“He was a true believer”
The Pretty Things’ rebel-in-chief remembered by the people who knew him best: lifelong bandmate Dick Taylor and manager Mark St John
PHIL MAY | 1944-2020
FRIEDHELM VONESTORFF/K & KULFKRUGER OHG/REDFERNS
DICK TAYLOR: “I metPhil at Sidcup Art School in 1961. He had short hair at that point, he always wore a nice, tidy blazer, and he was into tennis - I was sure he always fancied himself as Robert Culp from I Spy! We played guitars in the boys’ cloakroom and we played music in the canteen every lunchtime, everything from Peppermint Lounge stuff through to Howlin’ Wolf, Woody Guthrie, modern jazz. Phil absorbed it all. I was already rehearsing with Mick [Jagger], and Keith [Richards] was also at the school - he had a little archtop that he tried to play like Scotty Moore. Again, Phil would be listening. So when I quit the Stones, Phil nagged me into starting another band.

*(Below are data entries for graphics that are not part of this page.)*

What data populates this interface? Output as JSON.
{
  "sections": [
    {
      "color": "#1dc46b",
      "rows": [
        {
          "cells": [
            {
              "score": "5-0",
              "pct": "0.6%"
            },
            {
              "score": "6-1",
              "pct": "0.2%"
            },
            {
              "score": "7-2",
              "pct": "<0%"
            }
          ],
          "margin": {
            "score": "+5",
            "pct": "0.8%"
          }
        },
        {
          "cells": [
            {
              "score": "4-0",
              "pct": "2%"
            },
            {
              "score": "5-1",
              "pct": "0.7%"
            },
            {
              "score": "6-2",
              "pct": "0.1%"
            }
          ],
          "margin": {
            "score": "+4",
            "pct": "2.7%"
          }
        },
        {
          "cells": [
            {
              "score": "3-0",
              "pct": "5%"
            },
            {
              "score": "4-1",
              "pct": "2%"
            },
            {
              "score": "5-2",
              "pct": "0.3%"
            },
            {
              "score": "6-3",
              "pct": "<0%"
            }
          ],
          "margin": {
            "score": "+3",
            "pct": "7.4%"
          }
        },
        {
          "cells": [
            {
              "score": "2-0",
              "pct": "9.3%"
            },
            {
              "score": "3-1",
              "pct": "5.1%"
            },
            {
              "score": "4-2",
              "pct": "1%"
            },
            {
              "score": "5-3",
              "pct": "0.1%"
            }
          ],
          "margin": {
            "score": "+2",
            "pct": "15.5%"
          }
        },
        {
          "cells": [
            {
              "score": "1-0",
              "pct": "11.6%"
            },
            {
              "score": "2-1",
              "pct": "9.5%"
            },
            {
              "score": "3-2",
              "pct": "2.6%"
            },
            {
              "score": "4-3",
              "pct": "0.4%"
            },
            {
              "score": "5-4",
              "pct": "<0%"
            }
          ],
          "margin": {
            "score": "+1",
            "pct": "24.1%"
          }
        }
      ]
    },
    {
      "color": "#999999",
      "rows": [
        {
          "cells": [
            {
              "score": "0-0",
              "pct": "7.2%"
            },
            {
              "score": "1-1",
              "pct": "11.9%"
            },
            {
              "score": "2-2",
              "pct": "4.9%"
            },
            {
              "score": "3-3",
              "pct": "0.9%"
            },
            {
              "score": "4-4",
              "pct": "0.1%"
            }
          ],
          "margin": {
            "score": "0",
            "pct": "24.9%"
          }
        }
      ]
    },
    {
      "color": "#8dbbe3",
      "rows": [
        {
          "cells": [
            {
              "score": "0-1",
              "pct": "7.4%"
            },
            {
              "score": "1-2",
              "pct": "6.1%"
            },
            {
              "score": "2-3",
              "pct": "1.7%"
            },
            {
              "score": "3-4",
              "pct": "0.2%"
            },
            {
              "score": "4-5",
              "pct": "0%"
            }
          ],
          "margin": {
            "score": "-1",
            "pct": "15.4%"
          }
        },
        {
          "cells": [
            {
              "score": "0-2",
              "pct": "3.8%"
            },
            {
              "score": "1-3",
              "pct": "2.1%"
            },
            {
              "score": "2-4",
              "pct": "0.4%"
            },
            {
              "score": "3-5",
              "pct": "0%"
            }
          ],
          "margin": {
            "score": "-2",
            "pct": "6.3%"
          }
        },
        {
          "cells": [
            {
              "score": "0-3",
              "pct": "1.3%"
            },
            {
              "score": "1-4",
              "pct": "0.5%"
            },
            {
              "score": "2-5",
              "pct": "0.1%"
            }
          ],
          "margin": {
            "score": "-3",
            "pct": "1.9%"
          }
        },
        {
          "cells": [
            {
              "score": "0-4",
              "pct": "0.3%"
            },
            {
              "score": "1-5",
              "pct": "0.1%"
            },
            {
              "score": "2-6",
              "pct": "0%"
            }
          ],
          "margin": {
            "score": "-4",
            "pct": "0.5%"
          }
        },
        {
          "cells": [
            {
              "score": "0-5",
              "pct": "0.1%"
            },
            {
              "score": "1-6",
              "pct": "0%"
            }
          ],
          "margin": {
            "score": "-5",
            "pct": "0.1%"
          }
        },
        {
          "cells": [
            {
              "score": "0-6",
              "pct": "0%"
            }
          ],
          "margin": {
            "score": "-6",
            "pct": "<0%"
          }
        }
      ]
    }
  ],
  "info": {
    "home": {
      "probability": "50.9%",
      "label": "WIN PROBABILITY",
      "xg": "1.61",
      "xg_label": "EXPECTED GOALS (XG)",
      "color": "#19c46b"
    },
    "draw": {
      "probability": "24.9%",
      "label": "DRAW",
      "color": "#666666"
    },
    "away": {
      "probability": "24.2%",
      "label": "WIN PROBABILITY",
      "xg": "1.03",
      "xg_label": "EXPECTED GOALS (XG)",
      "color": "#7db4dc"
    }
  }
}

“As soon as we started playing, Phil transformed. If you look at the early footage, I’m standing there being a bit of a toegazer and Phil is really going for it out front. And although at that time he probably lacked technical skill as a singer, he made up for it in enthusiasm. People really warmed to him. The image was almost unconscious at first. Phil just started growing his hair longer and longer. The image got latched onto by the press - ‘The Wild Men Of Rock’n’Roll’, all that bullshit. Really we were just who we were.